SABINA — A neighborhood revitalization grant is among the priority items set by village officials, along with exploring the pros and cons of a mayor’s court and looking into the possibility of a taxi service.
After his election last November, Sabina Mayor Dean Hawk asked village council and staff for ideas of things that would improve Sabina.
“Over the next two months I received nearly 70 suggestions, of which many were focused on improving the downtown area and getting more businesses or more jobs for our people,” said Hawk.
In applying for a Community Development Block Grant (CDBG) neighborhood revitalization grant, the village can make use of an income survey conducted more than a year ago that established the income levels in Sabina.
If awarded, the grant would enable more clearing-out work to be done on a creek in town. Additionally, the grant might help acquire an elevator for the municipal building, “and several other projects that are helpful to the residents of Sabina,” stated Hawk.
This grant must be applied for by June 2016.
If a mayor’s court were created, a possible advantage to residents could be the assessment of lower court costs for them to pay, Hawk said after Thursday’s meeting of village council.
The idea for a transportation or taxi service could perhaps be combined with a delivery service, according to a printout of the goals.
A few of the other ideas are: Find a volunteer the village can have trained to write and acquire grants; drill a new well; research acquiring sponsors for the community pool to augment the Sabina 2000 organization; support Jesse Littleton’s drug education and intervention program; and investigate expanding the police department to cover Richland Township.

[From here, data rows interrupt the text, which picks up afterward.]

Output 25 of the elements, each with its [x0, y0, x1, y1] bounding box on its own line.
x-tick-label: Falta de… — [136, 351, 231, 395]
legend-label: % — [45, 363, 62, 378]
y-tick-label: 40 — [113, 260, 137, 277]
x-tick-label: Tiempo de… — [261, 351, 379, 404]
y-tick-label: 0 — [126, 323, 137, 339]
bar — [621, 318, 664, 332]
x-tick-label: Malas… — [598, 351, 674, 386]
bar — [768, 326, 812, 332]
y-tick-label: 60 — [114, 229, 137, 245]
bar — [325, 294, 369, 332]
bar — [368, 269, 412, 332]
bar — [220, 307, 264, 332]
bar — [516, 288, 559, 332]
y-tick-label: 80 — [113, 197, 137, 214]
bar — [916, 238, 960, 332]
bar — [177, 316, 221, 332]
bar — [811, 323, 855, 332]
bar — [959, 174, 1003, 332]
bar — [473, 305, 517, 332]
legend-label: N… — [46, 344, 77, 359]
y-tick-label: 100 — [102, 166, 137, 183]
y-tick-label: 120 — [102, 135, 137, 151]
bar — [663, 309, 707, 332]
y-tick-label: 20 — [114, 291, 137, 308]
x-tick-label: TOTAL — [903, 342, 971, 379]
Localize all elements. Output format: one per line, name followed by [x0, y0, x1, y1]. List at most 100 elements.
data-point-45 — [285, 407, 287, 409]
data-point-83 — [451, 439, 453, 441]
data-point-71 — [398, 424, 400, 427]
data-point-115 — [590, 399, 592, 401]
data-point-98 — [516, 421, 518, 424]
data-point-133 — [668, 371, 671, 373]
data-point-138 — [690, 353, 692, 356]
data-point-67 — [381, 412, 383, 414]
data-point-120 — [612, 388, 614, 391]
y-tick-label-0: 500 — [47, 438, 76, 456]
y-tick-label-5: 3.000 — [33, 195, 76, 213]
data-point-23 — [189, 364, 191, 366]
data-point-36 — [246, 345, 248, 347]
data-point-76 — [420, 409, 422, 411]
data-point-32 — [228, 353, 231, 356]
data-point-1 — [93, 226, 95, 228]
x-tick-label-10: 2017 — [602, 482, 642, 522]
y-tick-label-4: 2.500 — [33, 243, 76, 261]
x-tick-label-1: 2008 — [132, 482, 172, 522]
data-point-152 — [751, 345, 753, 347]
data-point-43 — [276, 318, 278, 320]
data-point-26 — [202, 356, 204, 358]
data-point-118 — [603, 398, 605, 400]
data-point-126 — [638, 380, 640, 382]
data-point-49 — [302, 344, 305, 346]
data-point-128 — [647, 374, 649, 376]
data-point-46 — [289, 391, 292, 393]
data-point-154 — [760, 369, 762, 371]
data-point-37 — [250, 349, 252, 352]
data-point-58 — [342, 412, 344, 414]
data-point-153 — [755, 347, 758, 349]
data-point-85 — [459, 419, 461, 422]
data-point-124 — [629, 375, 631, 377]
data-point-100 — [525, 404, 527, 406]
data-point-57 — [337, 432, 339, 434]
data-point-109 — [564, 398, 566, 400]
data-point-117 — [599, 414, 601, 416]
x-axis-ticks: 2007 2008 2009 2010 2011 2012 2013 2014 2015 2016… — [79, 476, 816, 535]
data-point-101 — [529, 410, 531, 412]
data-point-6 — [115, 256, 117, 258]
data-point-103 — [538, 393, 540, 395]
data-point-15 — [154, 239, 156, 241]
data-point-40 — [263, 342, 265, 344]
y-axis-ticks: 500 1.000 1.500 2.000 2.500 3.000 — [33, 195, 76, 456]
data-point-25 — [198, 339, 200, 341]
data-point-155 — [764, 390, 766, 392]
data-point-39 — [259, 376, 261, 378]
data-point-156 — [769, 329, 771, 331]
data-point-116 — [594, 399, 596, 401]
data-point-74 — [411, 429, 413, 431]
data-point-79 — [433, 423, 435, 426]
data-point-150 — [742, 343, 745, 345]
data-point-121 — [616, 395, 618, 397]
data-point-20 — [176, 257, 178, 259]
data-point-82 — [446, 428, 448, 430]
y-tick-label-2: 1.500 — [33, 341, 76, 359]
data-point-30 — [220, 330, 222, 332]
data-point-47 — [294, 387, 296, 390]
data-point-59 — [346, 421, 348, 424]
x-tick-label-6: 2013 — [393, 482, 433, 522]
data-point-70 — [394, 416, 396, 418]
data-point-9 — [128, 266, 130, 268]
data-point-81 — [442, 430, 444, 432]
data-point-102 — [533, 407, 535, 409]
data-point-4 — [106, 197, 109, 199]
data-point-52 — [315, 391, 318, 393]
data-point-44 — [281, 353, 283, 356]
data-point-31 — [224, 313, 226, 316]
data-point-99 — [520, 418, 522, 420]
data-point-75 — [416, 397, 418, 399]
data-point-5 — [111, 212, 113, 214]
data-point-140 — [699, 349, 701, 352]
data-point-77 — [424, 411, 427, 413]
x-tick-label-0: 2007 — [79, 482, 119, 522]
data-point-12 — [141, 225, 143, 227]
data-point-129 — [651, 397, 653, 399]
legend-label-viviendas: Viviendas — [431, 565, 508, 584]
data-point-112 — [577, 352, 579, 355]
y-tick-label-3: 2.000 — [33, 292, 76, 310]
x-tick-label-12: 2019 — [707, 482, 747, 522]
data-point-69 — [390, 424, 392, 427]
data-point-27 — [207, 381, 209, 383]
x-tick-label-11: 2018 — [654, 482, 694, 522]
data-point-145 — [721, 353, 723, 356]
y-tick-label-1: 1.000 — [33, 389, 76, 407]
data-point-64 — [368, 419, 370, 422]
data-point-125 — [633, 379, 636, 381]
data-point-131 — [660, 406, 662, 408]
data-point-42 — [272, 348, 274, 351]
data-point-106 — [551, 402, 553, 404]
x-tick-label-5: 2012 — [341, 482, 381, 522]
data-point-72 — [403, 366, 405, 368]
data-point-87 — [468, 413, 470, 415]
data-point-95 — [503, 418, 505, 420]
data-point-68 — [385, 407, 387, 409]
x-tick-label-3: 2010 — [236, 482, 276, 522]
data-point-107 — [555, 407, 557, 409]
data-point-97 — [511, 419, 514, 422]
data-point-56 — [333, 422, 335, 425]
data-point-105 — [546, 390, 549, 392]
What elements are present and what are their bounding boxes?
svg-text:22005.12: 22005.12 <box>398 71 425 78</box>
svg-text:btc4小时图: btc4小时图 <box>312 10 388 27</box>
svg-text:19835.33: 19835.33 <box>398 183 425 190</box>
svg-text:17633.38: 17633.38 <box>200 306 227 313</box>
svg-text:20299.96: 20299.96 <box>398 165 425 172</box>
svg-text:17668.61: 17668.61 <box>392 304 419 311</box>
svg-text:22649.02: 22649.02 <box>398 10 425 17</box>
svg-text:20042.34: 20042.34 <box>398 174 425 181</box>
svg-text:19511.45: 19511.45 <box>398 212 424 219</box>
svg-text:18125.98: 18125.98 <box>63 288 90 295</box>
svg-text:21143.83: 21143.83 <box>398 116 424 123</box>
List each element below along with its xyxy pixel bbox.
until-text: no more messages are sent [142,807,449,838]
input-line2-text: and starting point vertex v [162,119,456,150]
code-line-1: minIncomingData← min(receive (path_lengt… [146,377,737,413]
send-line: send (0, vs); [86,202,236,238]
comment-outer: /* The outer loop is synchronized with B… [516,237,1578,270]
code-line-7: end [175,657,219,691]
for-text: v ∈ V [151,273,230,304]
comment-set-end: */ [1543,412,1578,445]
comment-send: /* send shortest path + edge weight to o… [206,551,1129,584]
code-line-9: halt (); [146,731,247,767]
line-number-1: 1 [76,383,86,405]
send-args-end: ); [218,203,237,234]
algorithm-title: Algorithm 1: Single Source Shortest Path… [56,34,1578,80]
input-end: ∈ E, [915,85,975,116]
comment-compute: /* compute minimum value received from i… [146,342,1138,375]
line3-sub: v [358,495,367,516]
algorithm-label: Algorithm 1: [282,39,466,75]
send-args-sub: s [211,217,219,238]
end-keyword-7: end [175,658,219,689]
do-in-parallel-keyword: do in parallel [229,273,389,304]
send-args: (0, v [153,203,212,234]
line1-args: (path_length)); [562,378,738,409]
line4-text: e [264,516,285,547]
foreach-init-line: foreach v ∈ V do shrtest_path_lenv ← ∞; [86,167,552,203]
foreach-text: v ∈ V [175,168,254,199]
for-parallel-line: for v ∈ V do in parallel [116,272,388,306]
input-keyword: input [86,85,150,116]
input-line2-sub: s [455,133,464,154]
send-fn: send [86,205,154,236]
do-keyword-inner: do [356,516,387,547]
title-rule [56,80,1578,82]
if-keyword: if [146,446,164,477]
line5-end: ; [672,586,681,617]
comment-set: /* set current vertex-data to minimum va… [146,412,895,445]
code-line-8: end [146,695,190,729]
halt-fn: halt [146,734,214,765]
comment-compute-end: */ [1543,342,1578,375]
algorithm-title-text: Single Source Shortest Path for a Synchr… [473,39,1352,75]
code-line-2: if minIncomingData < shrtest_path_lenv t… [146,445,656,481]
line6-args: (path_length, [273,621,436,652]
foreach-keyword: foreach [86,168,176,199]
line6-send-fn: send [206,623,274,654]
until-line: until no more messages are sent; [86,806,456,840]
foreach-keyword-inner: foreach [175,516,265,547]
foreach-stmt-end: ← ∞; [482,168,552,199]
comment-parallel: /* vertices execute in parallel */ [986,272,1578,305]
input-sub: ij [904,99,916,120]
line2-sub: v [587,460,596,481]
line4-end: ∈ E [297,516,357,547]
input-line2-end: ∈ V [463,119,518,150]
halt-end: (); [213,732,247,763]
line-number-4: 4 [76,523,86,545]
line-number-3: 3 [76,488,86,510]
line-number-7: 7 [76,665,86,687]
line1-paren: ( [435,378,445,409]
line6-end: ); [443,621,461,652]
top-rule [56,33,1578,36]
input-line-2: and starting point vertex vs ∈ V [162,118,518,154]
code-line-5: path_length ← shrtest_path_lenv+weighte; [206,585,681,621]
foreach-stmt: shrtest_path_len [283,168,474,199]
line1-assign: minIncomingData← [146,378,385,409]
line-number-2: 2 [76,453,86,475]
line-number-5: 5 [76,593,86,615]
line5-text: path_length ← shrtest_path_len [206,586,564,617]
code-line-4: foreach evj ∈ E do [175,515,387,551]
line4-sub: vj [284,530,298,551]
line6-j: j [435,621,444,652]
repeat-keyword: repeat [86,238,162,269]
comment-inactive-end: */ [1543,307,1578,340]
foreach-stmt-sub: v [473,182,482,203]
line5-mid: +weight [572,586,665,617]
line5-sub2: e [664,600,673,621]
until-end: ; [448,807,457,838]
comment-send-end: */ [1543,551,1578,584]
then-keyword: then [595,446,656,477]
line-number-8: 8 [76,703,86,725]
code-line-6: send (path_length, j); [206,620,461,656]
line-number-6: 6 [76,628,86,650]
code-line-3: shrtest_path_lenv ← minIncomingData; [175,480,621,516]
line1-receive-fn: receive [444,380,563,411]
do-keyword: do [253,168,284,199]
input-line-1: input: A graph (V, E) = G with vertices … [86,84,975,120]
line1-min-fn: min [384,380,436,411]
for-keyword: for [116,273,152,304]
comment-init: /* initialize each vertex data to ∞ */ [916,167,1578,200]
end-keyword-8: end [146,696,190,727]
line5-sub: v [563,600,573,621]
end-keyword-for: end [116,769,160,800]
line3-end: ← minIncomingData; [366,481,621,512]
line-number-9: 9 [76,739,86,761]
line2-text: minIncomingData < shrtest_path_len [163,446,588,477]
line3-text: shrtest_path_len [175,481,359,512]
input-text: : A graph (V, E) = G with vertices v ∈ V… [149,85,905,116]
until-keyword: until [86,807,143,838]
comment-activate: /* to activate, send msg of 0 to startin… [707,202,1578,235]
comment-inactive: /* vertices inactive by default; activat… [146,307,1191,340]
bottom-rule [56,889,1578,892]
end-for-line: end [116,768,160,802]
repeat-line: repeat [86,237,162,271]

“Some items on this list will be a surprise to nearly everyone,” the mayor said. “Many of these items will be investigated to determine if we have the need, desire and resources to accomplish them before we move forward.”
Another suggestion Hawk received is to start promoting the bike trial that’s currently under construction, and to “research feasibility of advertising boards being placed in key locations and at the municipal building to welcome bike trail travelers to Sabina.”
In other news, council on Thursday approved Hawk’s recommendation to combine some functions of council’s existing subcommittees, an act that trims the number of committees from eight to five — despite the addition of a new committee.
The newly created committee is a Development Committee, chaired by new council member Jim Mongold, with Peggy Sloan and Mike Walls as the other members.
Village Administrator Rob Dean reported that staff continues to look into the option of residents being able to make online payments for their water and sewer bills.
Village Solicitor Melissa Upthegrove announced she will not seek to renew her contract as the Village’s legal counsel.
Councilwoman Sloan was elected president of the six-person council in a 4-0 vote. She abstained from the voting, and Councilman Dan Osborne had an excused absence.
Council held the first of three readings on an ordinance regulating parking during heavy snowfall (more than two inches) for a section of Howard Street (State Route 729) in the village. It applies to Howard Street from Lewis Avenue on the south to the railroad tracks on the north.
The purpose of the proposed law is to enable state trucks to plow snow without having to go around parked cars. It would require parked vehicles on that portion of Howard Street to not be on the roadway between 2 to 6 a.m. when the snow accumulation is greater than two inches.